What this means for §5.12:

  • No direct reference implementation in LanceDB. The MR-737 §5.12 design is more ambitious than what LanceDB does today.
  • Mutation IR is original work. Look to DataFusion's DmlExec/DmlNode for the framework primitives.
  • The MR-376 spike (MutationStaging.pending) is closer to the right shape than LanceDB's approach.

TableProvider capability advertisement — maps to MR-737 §5.6

LanceDB's TableProvider advertises:

  • supports_filter_pushdown per-filter via the standard DF API.
  • statistics (returns sample-derived statistics from the manifest).
  • partitioning (returns Partitioning::UnknownPartitioning).

What's missing for graph workloads:

  • No Hash([key], N) partitioning advertisement. LanceDB doesn't know about hash-distributed scan layouts because Lance doesn't have hash-partitioned datasets.
  • No semi-mask / SIP acceptance advertisement. LanceDB scans don't accept incoming SIPs from upstream operators.
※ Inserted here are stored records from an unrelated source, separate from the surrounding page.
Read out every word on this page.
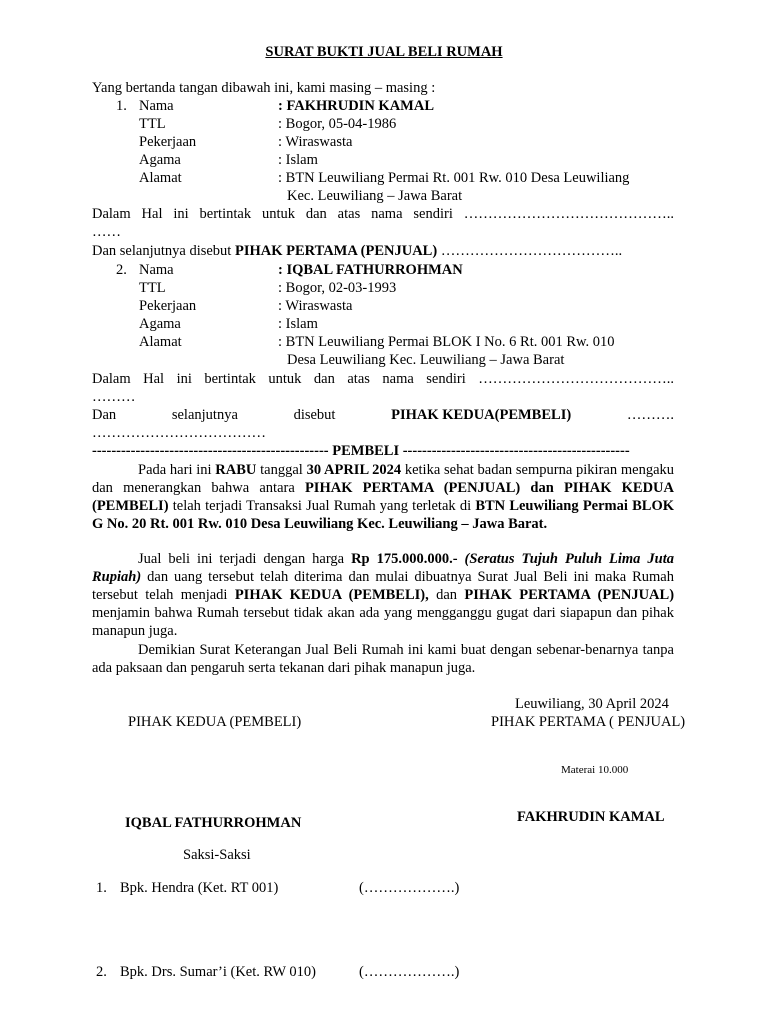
SURAT BUKTI JUAL BELI RUMAH
Yang bertanda tangan dibawah ini, kami masing – masing :
1. Nama	: FAKHRUDIN KAMAL
TTL	: Bogor, 05-04-1986
Pekerjaan	: Wiraswasta
Agama	: Islam
Alamat	: BTN Leuwiliang Permai Rt. 001 Rw. 010 Desa Leuwiliang
Kec. Leuwiliang – Jawa Barat
Dalam Hal ini bertintak untuk dan atas nama sendiri ……………………………………..
……
Dan selanjutnya disebut PIHAK PERTAMA (PENJUAL) ………………………………..
2. Nama	: IQBAL FATHURROHMAN
TTL	: Bogor, 02-03-1993
Pekerjaan	: Wiraswasta
Agama	: Islam
Alamat	: BTN Leuwiliang Permai BLOK I No. 6 Rt. 001 Rw. 010
Desa Leuwiliang Kec. Leuwiliang – Jawa Barat
Dalam Hal ini bertintak untuk dan atas nama sendiri …………………………………..
………
Dan	selanjutnya	disebut	PIHAK KEDUA(PEMBELI)	……….
………………………………
------------------------------------------------- PEMBELI -----------------------------------------------
Pada hari ini RABU tanggal 30 APRIL 2024 ketika sehat badan sempurna pikiran mengaku dan menerangkan bahwa antara PIHAK PERTAMA (PENJUAL) dan PIHAK KEDUA (PEMBELI) telah terjadi Transaksi Jual Rumah yang terletak di BTN Leuwiliang Permai BLOK G No. 20 Rt. 001 Rw. 010 Desa Leuwiliang Kec. Leuwiliang – Jawa Barat.
Jual beli ini terjadi dengan harga Rp 175.000.000.- (Seratus Tujuh Puluh Lima Juta Rupiah) dan uang tersebut telah diterima dan mulai dibuatnya Surat Jual Beli ini maka Rumah tersebut telah menjadi PIHAK KEDUA (PEMBELI), dan PIHAK PERTAMA (PENJUAL) menjamin bahwa Rumah tersebut tidak akan ada yang mengganggu gugat dari siapapun dan pihak manapun juga.
Demikian Surat Keterangan Jual Beli Rumah ini kami buat dengan sebenar-benarnya tanpa ada paksaan dan pengaruh serta tekanan dari pihak manapun juga.
Leuwiliang, 30 April 2024
PIHAK KEDUA (PEMBELI)	PIHAK PERTAMA ( PENJUAL)
Materai 10.000
IQBAL FATHURROHMAN	FAKHRUDIN KAMAL
Saksi-Saksi
1. Bpk. Hendra (Ket. RT 001)	(……………….)
2. Bpk. Drs. Sumar’i (Ket. RW 010)	(……………….)
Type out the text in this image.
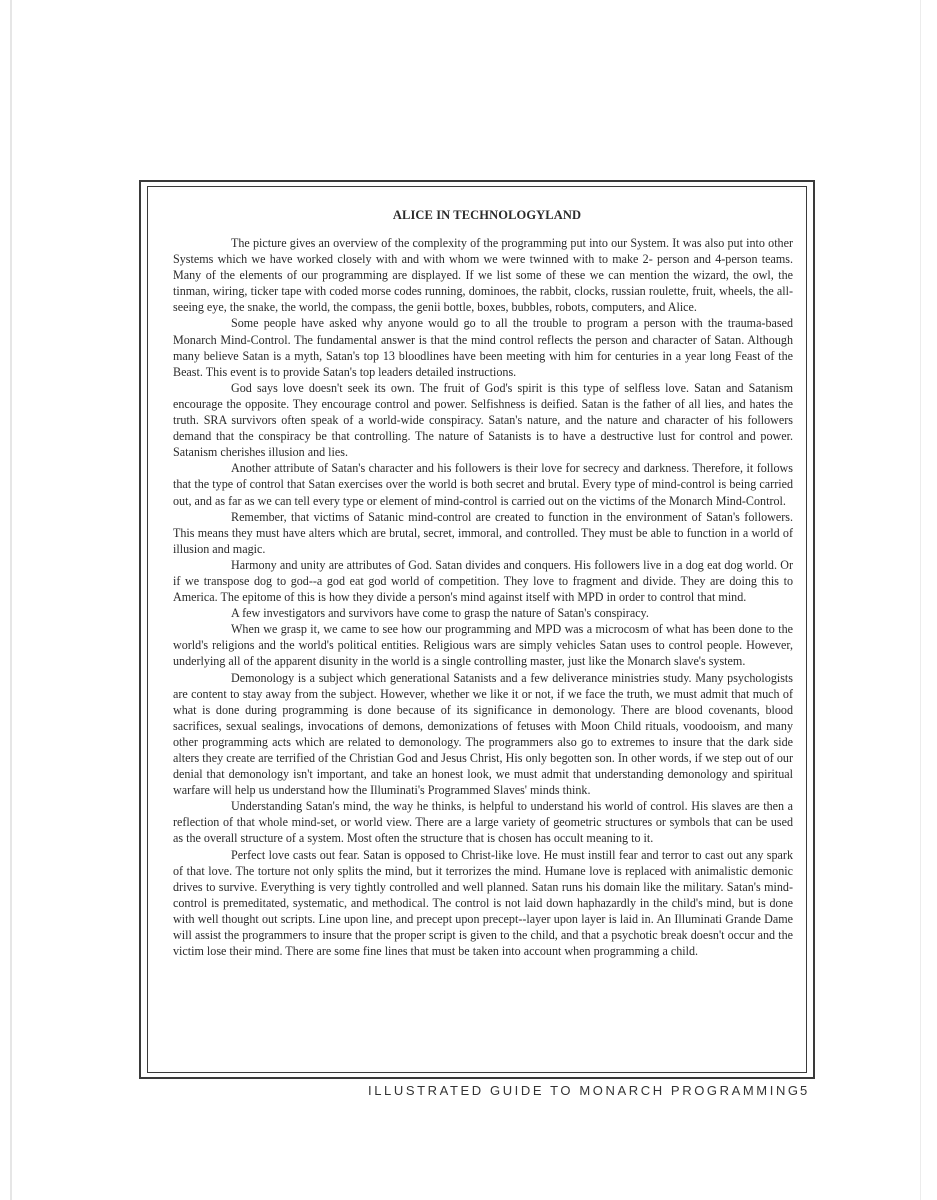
ALICE IN TECHNOLOGYLAND

The picture gives an overview of the complexity of the programming put into our System. It was also put into other Systems which we have worked closely with and with whom we were twinned with to make 2- person and 4-person teams. Many of the elements of our programming are displayed. If we list some of these we can mention the wizard, the owl, the tinman, wiring, ticker tape with coded morse codes running, dominoes, the rabbit, clocks, russian roulette, fruit, wheels, the all-seeing eye, the snake, the world, the compass, the genii bottle, boxes, bubbles, robots, computers, and Alice.

Some people have asked why anyone would go to all the trouble to program a person with the trauma-based Monarch Mind-Control. The fundamental answer is that the mind control reflects the person and character of Satan. Although many believe Satan is a myth, Satan's top 13 bloodlines have been meeting with him for centuries in a year long Feast of the Beast. This event is to provide Satan's top leaders detailed instructions.

God says love doesn't seek its own. The fruit of God's spirit is this type of selfless love. Satan and Satanism encourage the opposite. They encourage control and power. Selfishness is deified. Satan is the father of all lies, and hates the truth. SRA survivors often speak of a world-wide conspiracy. Satan's nature, and the nature and character of his followers demand that the conspiracy be that controlling. The nature of Satanists is to have a destructive lust for control and power. Satanism cherishes illusion and lies.

Another attribute of Satan's character and his followers is their love for secrecy and darkness. Therefore, it follows that the type of control that Satan exercises over the world is both secret and brutal. Every type of mind-control is being carried out, and as far as we can tell every type or element of mind-control is carried out on the victims of the Monarch Mind-Control.

Remember, that victims of Satanic mind-control are created to function in the environment of Satan's followers. This means they must have alters which are brutal, secret, immoral, and controlled. They must be able to function in a world of illusion and magic.

Harmony and unity are attributes of God. Satan divides and conquers. His followers live in a dog eat dog world. Or if we transpose dog to god--a god eat god world of competition. They love to fragment and divide. They are doing this to America. The epitome of this is how they divide a person's mind against itself with MPD in order to control that mind.

A few investigators and survivors have come to grasp the nature of Satan's conspiracy.

When we grasp it, we came to see how our programming and MPD was a microcosm of what has been done to the world's religions and the world's political entities. Religious wars are simply vehicles Satan uses to control people. However, underlying all of the apparent disunity in the world is a single controlling master, just like the Monarch slave's system.

Demonology is a subject which generational Satanists and a few deliverance ministries study. Many psychologists are content to stay away from the subject. However, whether we like it or not, if we face the truth, we must admit that much of what is done during programming is done because of its significance in demonology. There are blood covenants, blood sacrifices, sexual sealings, invocations of demons, demonizations of fetuses with Moon Child rituals, voodooism, and many other programming acts which are related to demonology. The programmers also go to extremes to insure that the dark side alters they create are terrified of the Christian God and Jesus Christ, His only begotten son. In other words, if we step out of our denial that demonology isn't important, and take an honest look, we must admit that understanding demonology and spiritual warfare will help us understand how the Illuminati's Programmed Slaves' minds think.

Understanding Satan's mind, the way he thinks, is helpful to understand his world of control. His slaves are then a reflection of that whole mind-set, or world view. There are a large variety of geometric structures or symbols that can be used as the overall structure of a system. Most often the structure that is chosen has occult meaning to it.

Perfect love casts out fear. Satan is opposed to Christ-like love. He must instill fear and terror to cast out any spark of that love. The torture not only splits the mind, but it terrorizes the mind. Humane love is replaced with animalistic demonic drives to survive. Everything is very tightly controlled and well planned. Satan runs his domain like the military. Satan's mind-control is premeditated, systematic, and methodical. The control is not laid down haphazardly in the child's mind, but is done with well thought out scripts. Line upon line, and precept upon precept--layer upon layer is laid in. An Illuminati Grande Dame will assist the programmers to insure that the proper script is given to the child, and that a psychotic break doesn't occur and the victim lose their mind. There are some fine lines that must be taken into account when programming a child.

ILLUSTRATED GUIDE TO MONARCH PROGRAMMING 5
For MR-737: The §5.6 partitioning and SIP-acceptance advertisements are OmniGraph-original additions. LanceDB is a partial reference; the rest must be designed fresh.

Entry points to revisit

  • rust/lancedb/src/query.rs — query DSL → DataFusion logical plan.
  • rust/lancedb/src/query/datafusion_table.rsTableProvider impl.
  • rust/lancedb/src/index/scalar.rs / rust/lancedb/src/index/vector.rs — index lifecycle integrations.
  • rust/lancedb/src/connection.rs — top-level handle, useful as the shape for our equivalent.

What NOT to take from LanceDB

  • The imperative write API. MR-737 §5.12 wants mutations to be IR operators; LanceDB does not.
  • The single-table assumption. LanceDB exposes individual tables; OmniGraph coordinates many tables atomically. LanceDB's Connection::open_table is per-table; we have a __manifest-driven graph-wide view.
  • The Python-first API surface. LanceDB's Rust crate is shaped to support a Python wrapper. We don't need Python; the Rust API can be plain ergonomic Rust.

Decision impact on MR-737

  • §5.6 (TableProvider integration): LanceDB's filter-pushdown conversion is directly reusable. Capability advertisement beyond filters (partitioning, SIP) is OmniGraph-original.
  • §5.4 (Lance index plugin model): LanceDB integrates with Lance's built-in scalar/vector indices but does not add custom index types from outside the lance crate. Per Experiment 1.2, the plugin registry is pub(crate). LanceDB is not a reference for solving this; it sidesteps it.
  • §5.12 (mutation-as-IR): Mostly NOT reflected in LanceDB. MR-737's design is more ambitious; we have no production reference for it. Surface this in the rollup comment as a §5.12 risk.
  • §5.1 (vector search): Validated. Treat vector search as a scan-level filter, not a top-level operator.

Open questions for follow-up

  • Q3.2.1 — Segment-aware vector planning. Does LanceDB Enterprise expose segment-aware planning hooks via a trait we could implement? Worth asking Lance team directly. Out of scope for the OSS code-dive.
  • Q3.2.2 — supports_filter_pushdown for graph predicates. Our graph predicates ((a)-[KNOWS]->(b) AND a.name = ...) aren't a single DF filter expression — they're multi-table joins. LanceDB's pushdown is per-scan; we need cross-scan SIP. No LanceDB precedent.